Extremely British Muslims takes an intimate look at British Muslim life, with privileged access to Birmingham Central Mosque and the lives of the individuals it serves.
Runtime: 65 minutes
Extremely British Muslims - Islam in Europe - Netflix
Islam is the second largest religious belief in Europe after Christianity. Although the majority of Muslim communities in Europe are of recent migrations, there are “indigenous” (pre-Modern) ones in the Balkans. Islam entered southern Europe through the invading “Moors” of North Africa in the 8th–10th centuries; Muslim political entities existed firmly in what is today Spain, Portugal, South Italy and Malta for several centuries. The Muslim community in these territories was converted or expelled by the end of the 15th century (see Reconquista). Islam expanded into the Caucasus through the Muslim conquest of Persia in the 7th century. The Ottoman Empire expanded into southeastern Europe, invading and conquering huge portions of the Byzantine Empire in the 14th and 15th centuries. Over the centuries, the Ottoman Empire also gradually lost almost all of its European territories, until the empire collapsed in 1922. The countries of the Balkans continue to have large populations of native Muslims, though the majority are unobservant or secular. The term “Muslim Europe” is used for the Muslim-majority countries of Albania, Kosovo and Bosnia and Herzegovina. Transcontinental countries, such as Turkey, Azerbaijan and Kazakhstan have large Muslim populations, as does Russia in the North Caucasus. In the late 20th and early 21st centuries substantial numbers of Muslims immigrated to Western Europe. By 2010 an estimated 44 million Muslims were living in Europe (6%), including an estimated 19 million in the EU (3.8%). They are projected to comprise 8% by 2030. They are often the subject of intense discussion and political campaigns. These have been periodically revived by events such as terrorist attacks by Islamists, the cartoons affair in Denmark, debates over Islamic dress, and ongoing support for populist right-wing parties that view Muslims as a threat to European values, culture and ways of life.
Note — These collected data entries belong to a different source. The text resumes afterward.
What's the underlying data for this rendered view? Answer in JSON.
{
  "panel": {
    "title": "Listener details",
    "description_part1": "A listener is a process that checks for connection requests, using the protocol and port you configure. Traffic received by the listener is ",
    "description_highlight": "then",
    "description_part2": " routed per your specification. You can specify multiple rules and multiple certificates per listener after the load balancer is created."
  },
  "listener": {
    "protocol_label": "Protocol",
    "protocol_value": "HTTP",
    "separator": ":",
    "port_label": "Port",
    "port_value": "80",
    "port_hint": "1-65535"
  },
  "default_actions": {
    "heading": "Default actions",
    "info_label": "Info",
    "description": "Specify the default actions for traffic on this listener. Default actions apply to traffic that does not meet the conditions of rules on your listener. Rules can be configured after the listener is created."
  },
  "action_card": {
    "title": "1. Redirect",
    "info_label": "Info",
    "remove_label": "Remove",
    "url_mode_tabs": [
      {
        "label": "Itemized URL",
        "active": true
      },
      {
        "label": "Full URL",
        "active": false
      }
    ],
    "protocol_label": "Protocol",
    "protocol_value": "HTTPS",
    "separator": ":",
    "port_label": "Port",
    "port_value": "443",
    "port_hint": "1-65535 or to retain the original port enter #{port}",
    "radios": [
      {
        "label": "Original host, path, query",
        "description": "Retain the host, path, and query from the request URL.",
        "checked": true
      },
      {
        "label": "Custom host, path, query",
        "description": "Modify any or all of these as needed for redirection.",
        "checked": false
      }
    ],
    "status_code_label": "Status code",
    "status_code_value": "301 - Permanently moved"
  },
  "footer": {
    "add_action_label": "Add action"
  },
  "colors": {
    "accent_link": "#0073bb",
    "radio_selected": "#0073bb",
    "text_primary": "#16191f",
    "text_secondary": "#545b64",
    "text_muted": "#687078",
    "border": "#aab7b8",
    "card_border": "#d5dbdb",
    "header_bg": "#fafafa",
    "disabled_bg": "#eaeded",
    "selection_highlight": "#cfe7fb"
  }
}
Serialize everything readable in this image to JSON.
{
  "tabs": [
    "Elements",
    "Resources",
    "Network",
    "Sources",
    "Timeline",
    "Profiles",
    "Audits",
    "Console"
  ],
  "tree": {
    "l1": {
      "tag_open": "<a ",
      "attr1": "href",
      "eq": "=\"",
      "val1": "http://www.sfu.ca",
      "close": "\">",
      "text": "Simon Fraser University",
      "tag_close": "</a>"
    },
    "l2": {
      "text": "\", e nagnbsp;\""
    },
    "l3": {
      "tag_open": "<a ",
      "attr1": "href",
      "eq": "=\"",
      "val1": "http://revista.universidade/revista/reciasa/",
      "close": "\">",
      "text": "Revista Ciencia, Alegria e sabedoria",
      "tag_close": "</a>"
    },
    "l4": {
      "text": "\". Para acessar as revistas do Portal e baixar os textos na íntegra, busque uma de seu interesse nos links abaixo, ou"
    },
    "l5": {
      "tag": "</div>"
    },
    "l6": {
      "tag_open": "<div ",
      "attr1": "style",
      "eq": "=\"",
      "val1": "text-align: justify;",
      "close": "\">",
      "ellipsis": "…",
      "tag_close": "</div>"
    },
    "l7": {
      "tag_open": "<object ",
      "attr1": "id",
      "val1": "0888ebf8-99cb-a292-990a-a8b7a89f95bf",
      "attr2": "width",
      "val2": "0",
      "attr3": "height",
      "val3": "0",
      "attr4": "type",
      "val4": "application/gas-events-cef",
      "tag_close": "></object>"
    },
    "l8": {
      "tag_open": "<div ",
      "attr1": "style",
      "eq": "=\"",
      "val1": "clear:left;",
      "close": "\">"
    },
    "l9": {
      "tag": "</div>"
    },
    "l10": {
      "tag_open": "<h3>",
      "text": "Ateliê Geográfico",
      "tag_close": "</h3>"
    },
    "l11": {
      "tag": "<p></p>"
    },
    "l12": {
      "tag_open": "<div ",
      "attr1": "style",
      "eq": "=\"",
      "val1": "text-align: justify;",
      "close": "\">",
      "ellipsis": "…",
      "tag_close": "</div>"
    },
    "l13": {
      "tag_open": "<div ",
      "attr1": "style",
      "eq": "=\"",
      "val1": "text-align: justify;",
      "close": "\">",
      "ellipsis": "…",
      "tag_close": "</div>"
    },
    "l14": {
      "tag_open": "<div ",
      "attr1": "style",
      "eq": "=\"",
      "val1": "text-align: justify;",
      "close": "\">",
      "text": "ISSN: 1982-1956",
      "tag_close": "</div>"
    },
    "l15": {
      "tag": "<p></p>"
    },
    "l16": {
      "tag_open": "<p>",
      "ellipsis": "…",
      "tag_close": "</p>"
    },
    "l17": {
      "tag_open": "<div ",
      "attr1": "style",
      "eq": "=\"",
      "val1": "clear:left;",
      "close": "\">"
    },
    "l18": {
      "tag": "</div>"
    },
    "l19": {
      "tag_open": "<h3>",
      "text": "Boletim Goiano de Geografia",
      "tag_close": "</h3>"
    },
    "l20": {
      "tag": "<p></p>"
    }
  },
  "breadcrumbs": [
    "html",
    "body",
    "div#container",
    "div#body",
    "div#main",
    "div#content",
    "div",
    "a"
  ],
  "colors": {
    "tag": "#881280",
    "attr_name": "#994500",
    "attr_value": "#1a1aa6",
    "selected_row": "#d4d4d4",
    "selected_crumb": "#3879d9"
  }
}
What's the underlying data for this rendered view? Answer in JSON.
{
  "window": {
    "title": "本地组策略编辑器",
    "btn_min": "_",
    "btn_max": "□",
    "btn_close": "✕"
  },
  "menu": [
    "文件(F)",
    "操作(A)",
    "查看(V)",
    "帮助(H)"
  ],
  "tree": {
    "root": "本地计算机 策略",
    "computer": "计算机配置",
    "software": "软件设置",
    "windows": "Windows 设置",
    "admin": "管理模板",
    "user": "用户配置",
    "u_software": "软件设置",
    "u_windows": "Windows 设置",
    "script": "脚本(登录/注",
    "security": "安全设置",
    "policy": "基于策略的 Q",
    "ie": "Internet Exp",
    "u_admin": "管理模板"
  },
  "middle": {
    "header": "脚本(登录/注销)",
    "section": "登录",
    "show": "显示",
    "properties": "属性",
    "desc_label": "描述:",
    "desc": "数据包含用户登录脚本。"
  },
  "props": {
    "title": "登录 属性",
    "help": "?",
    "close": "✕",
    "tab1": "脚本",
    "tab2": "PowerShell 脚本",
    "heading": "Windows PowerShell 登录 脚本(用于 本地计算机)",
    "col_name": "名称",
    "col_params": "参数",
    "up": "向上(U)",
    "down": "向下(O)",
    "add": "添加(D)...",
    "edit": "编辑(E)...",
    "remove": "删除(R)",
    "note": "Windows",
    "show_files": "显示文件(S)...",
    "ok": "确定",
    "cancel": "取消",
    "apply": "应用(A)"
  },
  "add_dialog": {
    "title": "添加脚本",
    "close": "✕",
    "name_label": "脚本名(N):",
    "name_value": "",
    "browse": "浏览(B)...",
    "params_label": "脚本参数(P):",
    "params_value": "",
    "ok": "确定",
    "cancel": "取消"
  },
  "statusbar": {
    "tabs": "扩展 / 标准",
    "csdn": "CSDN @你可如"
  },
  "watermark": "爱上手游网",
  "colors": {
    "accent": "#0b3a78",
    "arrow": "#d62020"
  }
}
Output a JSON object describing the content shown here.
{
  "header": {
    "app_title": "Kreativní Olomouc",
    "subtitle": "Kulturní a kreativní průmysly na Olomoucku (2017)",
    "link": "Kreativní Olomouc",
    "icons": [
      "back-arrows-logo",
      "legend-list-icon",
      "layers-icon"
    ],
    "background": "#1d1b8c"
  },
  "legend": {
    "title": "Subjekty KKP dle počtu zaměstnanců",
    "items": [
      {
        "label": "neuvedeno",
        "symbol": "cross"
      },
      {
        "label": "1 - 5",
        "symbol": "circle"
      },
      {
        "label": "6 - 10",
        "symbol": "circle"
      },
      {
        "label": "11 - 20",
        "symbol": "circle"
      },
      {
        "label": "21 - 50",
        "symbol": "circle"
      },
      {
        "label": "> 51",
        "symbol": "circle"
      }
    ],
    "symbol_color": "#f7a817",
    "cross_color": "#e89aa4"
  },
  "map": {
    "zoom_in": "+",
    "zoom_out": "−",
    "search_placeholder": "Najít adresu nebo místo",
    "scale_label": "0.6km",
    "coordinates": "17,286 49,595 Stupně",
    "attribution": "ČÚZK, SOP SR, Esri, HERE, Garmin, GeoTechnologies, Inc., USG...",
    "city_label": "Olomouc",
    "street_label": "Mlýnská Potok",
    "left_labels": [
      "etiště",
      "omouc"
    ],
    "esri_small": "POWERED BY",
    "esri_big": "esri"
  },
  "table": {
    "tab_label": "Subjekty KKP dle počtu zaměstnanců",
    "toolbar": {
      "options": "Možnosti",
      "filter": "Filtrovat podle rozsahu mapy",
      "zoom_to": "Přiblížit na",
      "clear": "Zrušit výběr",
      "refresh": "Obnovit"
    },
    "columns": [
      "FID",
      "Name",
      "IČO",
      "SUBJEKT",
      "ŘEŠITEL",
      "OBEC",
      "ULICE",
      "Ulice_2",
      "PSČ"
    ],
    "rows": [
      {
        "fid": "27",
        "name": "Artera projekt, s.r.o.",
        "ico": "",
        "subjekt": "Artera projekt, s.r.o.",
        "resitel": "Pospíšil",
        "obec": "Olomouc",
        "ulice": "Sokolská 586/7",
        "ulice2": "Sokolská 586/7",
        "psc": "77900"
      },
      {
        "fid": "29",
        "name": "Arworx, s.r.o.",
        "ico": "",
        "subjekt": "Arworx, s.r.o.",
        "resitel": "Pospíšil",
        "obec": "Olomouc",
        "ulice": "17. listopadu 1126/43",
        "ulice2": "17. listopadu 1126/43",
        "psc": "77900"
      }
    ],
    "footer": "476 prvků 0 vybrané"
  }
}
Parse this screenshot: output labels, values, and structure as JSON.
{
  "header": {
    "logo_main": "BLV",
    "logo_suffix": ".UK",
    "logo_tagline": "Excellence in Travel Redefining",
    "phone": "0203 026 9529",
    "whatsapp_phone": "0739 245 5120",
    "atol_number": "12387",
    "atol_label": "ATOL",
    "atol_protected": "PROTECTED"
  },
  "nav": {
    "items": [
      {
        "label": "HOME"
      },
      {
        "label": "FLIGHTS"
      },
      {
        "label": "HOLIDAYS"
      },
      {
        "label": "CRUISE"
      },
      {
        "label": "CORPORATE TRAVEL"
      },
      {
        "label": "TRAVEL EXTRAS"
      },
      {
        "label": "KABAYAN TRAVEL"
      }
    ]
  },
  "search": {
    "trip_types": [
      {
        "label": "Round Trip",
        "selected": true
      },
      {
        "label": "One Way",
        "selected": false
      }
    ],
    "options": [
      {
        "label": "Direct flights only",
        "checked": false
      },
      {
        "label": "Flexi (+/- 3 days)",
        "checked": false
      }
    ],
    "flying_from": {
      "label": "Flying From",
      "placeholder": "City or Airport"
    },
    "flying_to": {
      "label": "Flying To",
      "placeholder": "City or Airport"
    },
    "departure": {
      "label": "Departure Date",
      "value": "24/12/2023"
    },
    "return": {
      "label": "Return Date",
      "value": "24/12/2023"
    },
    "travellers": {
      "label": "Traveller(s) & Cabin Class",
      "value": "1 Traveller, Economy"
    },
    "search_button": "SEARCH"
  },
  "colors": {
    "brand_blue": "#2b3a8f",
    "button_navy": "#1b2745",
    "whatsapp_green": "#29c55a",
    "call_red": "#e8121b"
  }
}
Such events have also fueled growing debate regarding the topic of Islamophobia, attitudes toward Muslims and the populist right
Extremely British Muslims - Cultural influences - Netflix
Islam piqued interest among European scholars, setting off the movement of Orientalism. The founder of modern Islamic studies in Europe was Ignác Goldziher, who began studying Islam in the late 19th century. For instance, Sir Richard Francis Burton, 19th-century English explorer, scholar, and orientalist, and translator of The Book of One Thousand and One Nights, disguised himself as a Pashtun and visited both Medina and Mecca during the Hajj, as described in his book A Personal Narrative of a Pilgrimage to Al-Medinah and Meccah. Islamic architecture influenced European architecture in various ways (for example, the Türkischer Tempel synagogue in Vienna). During the 12th-century Renaissance in Europe, Latin translations of Arabic texts were introduced. The Koran was also translated (for example, Lex Mahumet pseudoprophete).